The Americans, of all nations at any time upon the earth, have probably the
fullest poetical Nature. The United States themselves are essentially the
greatest poem. In the history of the earth hitherto the largest and most
stirring appear tame and orderly to their ampler largeness and stir. Here
at last is something in the doings of man that corresponds with the
broadcast doings of the day and night. Here is not merely a nation, but a
teeming nation of nations. Here is action untied from strings, necessarily
blind to particulars and details, magnificently moving in vast masses.
Here is the hospitality which for ever indicates heroes.
Here are the
roughs and beards and space and ruggedness and nonchalance that the soul
loves. Here the performance, disdaining the trivial, unapproached in the
tremendous audacity of its crowds and groupings and the push of its
perspective, spreads with crampless and flowing breadth, and showers its
prolific and splendid extravagance. One sees it must indeed own the riches
of the summer and winter, and need never be bankrupt while corn grows from
the ground, or the orchards drop apples, or the bays contain fish, or men
beget children.
Other states indicate themselves in their deputies: but the genius of the
United States is not best or most in its executives or legislatures, nor in
its ambassadors or authors or colleges, or churches, or parlours, nor even
in its newspapers or inventors, but always most in the common people.
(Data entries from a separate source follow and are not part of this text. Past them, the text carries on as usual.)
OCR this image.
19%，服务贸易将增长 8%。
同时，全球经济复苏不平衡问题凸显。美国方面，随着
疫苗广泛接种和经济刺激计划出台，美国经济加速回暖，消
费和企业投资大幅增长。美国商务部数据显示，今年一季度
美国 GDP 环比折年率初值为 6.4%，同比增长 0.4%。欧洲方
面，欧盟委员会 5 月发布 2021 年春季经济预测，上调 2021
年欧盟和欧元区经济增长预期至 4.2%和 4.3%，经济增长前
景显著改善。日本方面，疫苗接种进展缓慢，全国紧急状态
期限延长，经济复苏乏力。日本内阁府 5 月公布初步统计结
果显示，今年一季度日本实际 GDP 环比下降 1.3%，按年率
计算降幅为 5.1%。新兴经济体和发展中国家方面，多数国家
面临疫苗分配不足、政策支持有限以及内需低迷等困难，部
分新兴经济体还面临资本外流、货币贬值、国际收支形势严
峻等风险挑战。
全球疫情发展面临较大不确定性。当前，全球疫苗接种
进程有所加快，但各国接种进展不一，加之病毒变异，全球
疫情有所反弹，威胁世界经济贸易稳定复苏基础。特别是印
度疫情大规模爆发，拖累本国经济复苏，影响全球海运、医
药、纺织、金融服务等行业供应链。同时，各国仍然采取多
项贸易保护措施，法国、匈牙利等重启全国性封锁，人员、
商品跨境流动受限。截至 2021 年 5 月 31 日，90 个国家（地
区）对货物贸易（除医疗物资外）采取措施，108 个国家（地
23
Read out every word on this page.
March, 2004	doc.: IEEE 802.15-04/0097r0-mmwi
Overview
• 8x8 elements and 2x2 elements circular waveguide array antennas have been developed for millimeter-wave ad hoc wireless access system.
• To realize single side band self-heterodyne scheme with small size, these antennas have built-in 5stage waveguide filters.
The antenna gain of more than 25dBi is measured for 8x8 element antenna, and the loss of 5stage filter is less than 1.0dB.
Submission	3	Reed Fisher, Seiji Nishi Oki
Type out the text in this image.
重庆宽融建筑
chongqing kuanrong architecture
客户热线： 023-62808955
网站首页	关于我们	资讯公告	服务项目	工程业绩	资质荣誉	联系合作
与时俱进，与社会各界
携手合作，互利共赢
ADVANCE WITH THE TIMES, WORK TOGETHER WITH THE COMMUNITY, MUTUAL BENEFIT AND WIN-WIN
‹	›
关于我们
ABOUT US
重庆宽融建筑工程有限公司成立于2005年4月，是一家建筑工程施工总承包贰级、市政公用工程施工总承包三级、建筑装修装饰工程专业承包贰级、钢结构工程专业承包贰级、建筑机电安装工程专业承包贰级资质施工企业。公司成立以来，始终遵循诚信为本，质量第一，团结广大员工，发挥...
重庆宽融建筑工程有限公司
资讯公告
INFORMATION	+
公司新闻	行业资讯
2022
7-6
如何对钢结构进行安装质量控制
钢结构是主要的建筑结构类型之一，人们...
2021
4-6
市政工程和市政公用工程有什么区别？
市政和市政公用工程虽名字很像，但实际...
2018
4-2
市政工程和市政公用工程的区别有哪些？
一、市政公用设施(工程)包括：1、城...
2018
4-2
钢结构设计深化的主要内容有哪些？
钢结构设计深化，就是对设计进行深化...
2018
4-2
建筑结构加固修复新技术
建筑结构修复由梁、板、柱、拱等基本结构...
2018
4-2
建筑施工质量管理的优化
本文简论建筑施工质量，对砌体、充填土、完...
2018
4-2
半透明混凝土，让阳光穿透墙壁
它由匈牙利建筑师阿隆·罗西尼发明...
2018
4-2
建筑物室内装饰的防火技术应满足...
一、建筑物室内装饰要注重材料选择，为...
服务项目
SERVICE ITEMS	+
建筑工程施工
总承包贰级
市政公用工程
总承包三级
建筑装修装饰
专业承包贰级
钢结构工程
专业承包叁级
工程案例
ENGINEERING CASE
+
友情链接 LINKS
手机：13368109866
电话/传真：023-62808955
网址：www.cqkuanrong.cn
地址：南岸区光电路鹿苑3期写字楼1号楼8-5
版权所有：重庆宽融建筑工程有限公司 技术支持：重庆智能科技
Their
manners, speech, dress, friendships,--the freshness and candour of their
physiognomy--the picturesque looseness of their carriage--their deathless
attachment to freedom--their aversion to anything indecorous or soft or
mean--the practical acknowledgment of the citizens of one state by the
citizens of all other states--the fierceness of their roused resentment--
their curiosity and welcome of novelty--their self-esteem and wonderful
sympathy--their susceptibility to a slight--the air they have of persons
who never knew how it felt to stand in the presence of superiors--the
fluency of their speech--their delight in music, the sure symptom of manly
tenderness and native elegance of soul--their good temper and open-
handedness--the terrible significance of their elections, the President's
taking off his hat to them, not they to him--these too are unrhymed poetry.
It awaits the gigantic and generous treatment worthy of it.
The largeness of nature or the nation were monstrous without a
corresponding largeness and generosity of the spirit of the citizen. Not
nature, nor swarming states, nor streets and steamships, nor prosperous
business, nor farms nor capital nor learning, may suffice for the ideal of
man, nor suffice the poet. No reminiscences may suffice either. A live
nation can always cut a deep mark, and can have the best authority the
cheapest--namely, from its own soul. This is the sum of the profitable uses
of individuals or states, and of present action and grandeur, and of the
subjects of poets. --As if it were necessary to trot back generation after
generation to the eastern records! As if the beauty and sacredness of the
demonstrable must fall behind that of the mythical! As if men do not make
their mark out of any times! As if the opening of the western continent by
discovery, and what has transpired since in North and South America, were
less than the small theatre of the antique, or the aimless sleep-walking of
the Middle Ages! The pride of the United States leaves the wealth and
finesse of the cities, and all returns of commerce and agriculture, and all
the magnitude or geography or shows of exterior victory, to enjoy the breed
of full-sized men, or one full-sized man unconquerable and simple.